És inconfundivelmente tu. O teu ar nórdico, quase cru, a tua boca pouco modesta. Bonita, a tua boca. É inconfundivelmente a tua.
Avanço na tua direcção.
Perto de ti, aproximo o meu rosto do teu. A minha testa está perto da tua. O meu nariz, distraído, toca no teu.

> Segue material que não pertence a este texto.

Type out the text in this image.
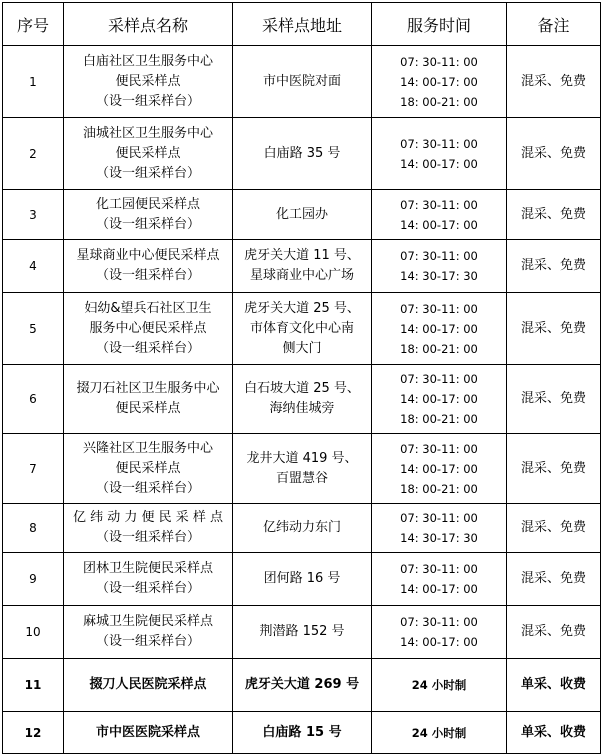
序号	采样点名称	采样点地址	服务时间	备注
1	白庙社区卫生服务中心
便民采样点
（设一组采样台）	市中医院对面	07: 30-11: 00
14: 00-17: 00
18: 00-21: 00	混采、免费
2	油城社区卫生服务中心
便民采样点
（设一组采样台）	白庙路 35 号	07: 30-11: 00
14: 00-17: 00	混采、免费
3	化工园便民采样点
（设一组采样台）	化工园办	07: 30-11: 00
14: 00-17: 00	混采、免费
4	星球商业中心便民采样点
（设一组采样台）	虎牙关大道 11 号、
星球商业中心广场	07: 30-11: 00
14: 30-17: 30	混采、免费
5	妇幼&望兵石社区卫生
服务中心便民采样点
（设一组采样台）	虎牙关大道 25 号、
市体育文化中心南
侧大门	07: 30-11: 00
14: 00-17: 00
18: 00-21: 00	混采、免费
6	掇刀石社区卫生服务中心
便民采样点	白石坡大道 25 号、
海纳佳城旁	07: 30-11: 00
14: 00-17: 00
18: 00-21: 00	混采、免费
7	兴隆社区卫生服务中心
便民采样点
（设一组采样台）	龙井大道 419 号、
百盟慧谷	07: 30-11: 00
14: 00-17: 00
18: 00-21: 00	混采、免费
8	亿 纬 动 力 便 民 采 样 点
（设一组采样台）	亿纬动力东门	07: 30-11: 00
14: 30-17: 30	混采、免费
9	团林卫生院便民采样点
（设一组采样台）	团何路 16 号	07: 30-11: 00
14: 00-17: 00	混采、免费
10	麻城卫生院便民采样点
（设一组采样台）	荆潜路 152 号	07: 30-11: 00
14: 00-17: 00	混采、免费
11	掇刀人民医院采样点	虎牙关大道 269 号	24 小时制	单采、收费
12	市中医医院采样点	白庙路 15 号	24 小时制	单采、收费
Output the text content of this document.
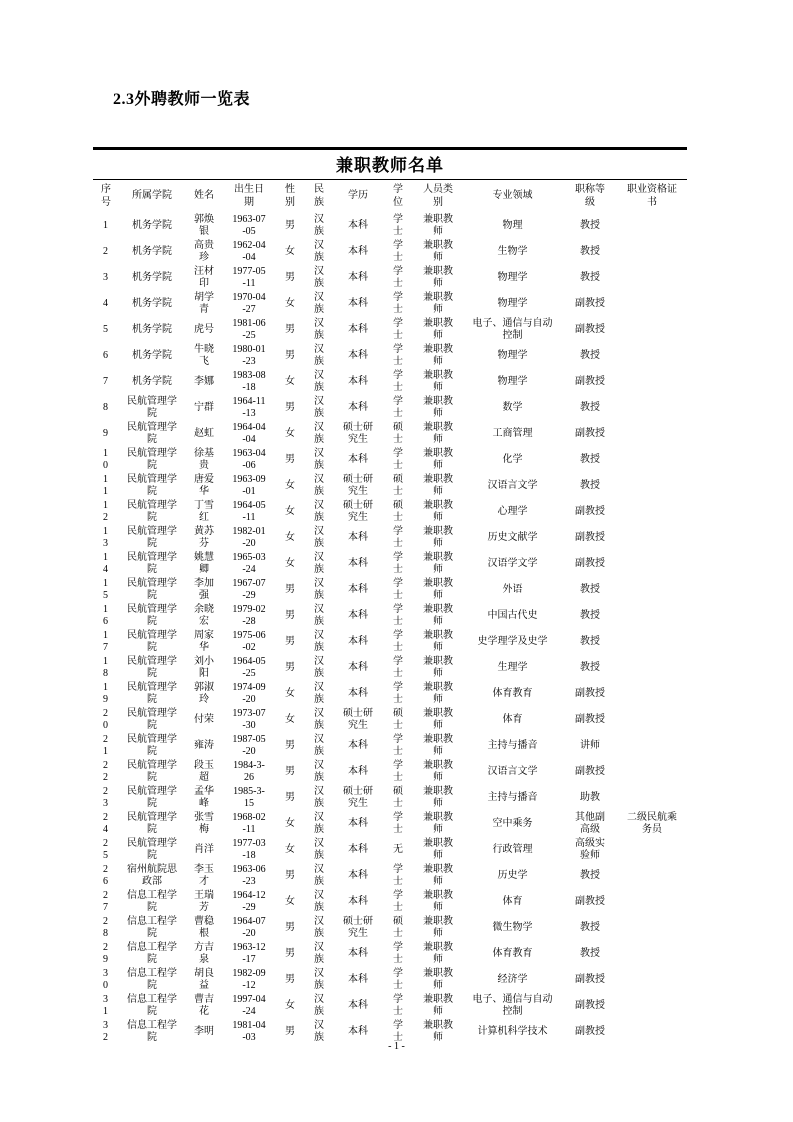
2.3外聘教师一览表
兼职教师名单
序号	所属学院	姓名	出生日期	性别	民族	学历	学位	人员类别	专业领域	职称等级	职业资格证书
1	机务学院	郭焕银	1963-07-05	男	汉族	本科	学士	兼职教师	物理	教授	
2	机务学院	高贵珍	1962-04-04	女	汉族	本科	学士	兼职教师	生物学	教授	
3	机务学院	汪材印	1977-05-11	男	汉族	本科	学士	兼职教师	物理学	教授	
4	机务学院	胡学青	1970-04-27	女	汉族	本科	学士	兼职教师	物理学	副教授	
5	机务学院	虎号	1981-06-25	男	汉族	本科	学士	兼职教师	电子、通信与自动控制	副教授	
6	机务学院	牛晓飞	1980-01-23	男	汉族	本科	学士	兼职教师	物理学	教授	
7	机务学院	李娜	1983-08-18	女	汉族	本科	学士	兼职教师	物理学	副教授	
8	民航管理学院	宁群	1964-11-13	男	汉族	本科	学士	兼职教师	数学	教授	
9	民航管理学院	赵虹	1964-04-04	女	汉族	硕士研究生	硕士	兼职教师	工商管理	副教授	
10	民航管理学院	徐基贵	1963-04-06	男	汉族	本科	学士	兼职教师	化学	教授	
11	民航管理学院	唐爱华	1963-09-01	女	汉族	硕士研究生	硕士	兼职教师	汉语言文学	教授	
12	民航管理学院	丁雪红	1964-05-11	女	汉族	硕士研究生	硕士	兼职教师	心理学	副教授	
13	民航管理学院	黄苏芬	1982-01-20	女	汉族	本科	学士	兼职教师	历史文献学	副教授	
14	民航管理学院	姚慧卿	1965-03-24	女	汉族	本科	学士	兼职教师	汉语学文学	副教授	
15	民航管理学院	李加强	1967-07-29	男	汉族	本科	学士	兼职教师	外语	教授	
16	民航管理学院	余晓宏	1979-02-28	男	汉族	本科	学士	兼职教师	中国古代史	教授	
17	民航管理学院	周家华	1975-06-02	男	汉族	本科	学士	兼职教师	史学理学及史学	教授	
18	民航管理学院	刘小阳	1964-05-25	男	汉族	本科	学士	兼职教师	生理学	教授	
19	民航管理学院	郭淑玲	1974-09-20	女	汉族	本科	学士	兼职教师	体育教育	副教授	
20	民航管理学院	付荣	1973-07-30	女	汉族	硕士研究生	硕士	兼职教师	体育	副教授	
21	民航管理学院	雍涛	1987-05-20	男	汉族	本科	学士	兼职教师	主持与播音	讲师	
22	民航管理学院	段玉超	1984-3-26	男	汉族	本科	学士	兼职教师	汉语言文学	副教授	
23	民航管理学院	孟华峰	1985-3-15	男	汉族	硕士研究生	硕士	兼职教师	主持与播音	助教	
24	民航管理学院	张雪梅	1968-02-11	女	汉族	本科	学士	兼职教师	空中乘务	其他副高级	二级民航乘务员
25	民航管理学院	肖洋	1977-03-18	女	汉族	本科	无	兼职教师	行政管理	高级实验师	
26	宿州航院思政部	李玉才	1963-06-23	男	汉族	本科	学士	兼职教师	历史学	教授	
27	信息工程学院	王瑞芳	1964-12-29	女	汉族	本科	学士	兼职教师	体育	副教授	
28	信息工程学院	曹稳根	1964-07-20	男	汉族	硕士研究生	硕士	兼职教师	微生物学	教授	
29	信息工程学院	方吉泉	1963-12-17	男	汉族	本科	学士	兼职教师	体育教育	教授	
30	信息工程学院	胡良益	1982-09-12	男	汉族	本科	学士	兼职教师	经济学	副教授	
31	信息工程学院	曹吉花	1997-04-24	女	汉族	本科	学士	兼职教师	电子、通信与自动控制	副教授	
32	信息工程学院	李明	1981-04-03	男	汉族	本科	学士	兼职教师	计算机科学技术	副教授	
- 1 -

Os meus lábios, entreabertos, pairam próximos dos teus. Inconfundiveis, os teus lábios. Não há saudações, só a minha mão que segura a tua nuca, os meus olhos que se fecham. Quero sentir o teu cheiro, não digas nada. Presta atenção aos sinais - quero ficar aqui.
Largo a mala e o chão queixa-se num estrondo ignorado. Quero segurar-te com quantas mãos tiver o meu coração, sentir-te o peito, ter-te de olhos fechados. És tu. Estás comigo. Estou aqui. É verdade, é inconfundivelmente real.
Acordo.
Chove torrencialmente na minha janela, ou perto disso. O peito está acelerado, mãos que procuram um sossego ignorado, perdido. Não sei o que sonhei, mas sei que foi contigo. Foi inconfundivelmente contigo - foi o balbuciar do teu nome que me acordou, ainda me enchem o céu da boca as tuas iniciais, e os meus lábios sabem à tua língua. Mordo-os, levemente - Bom dia, meu querido.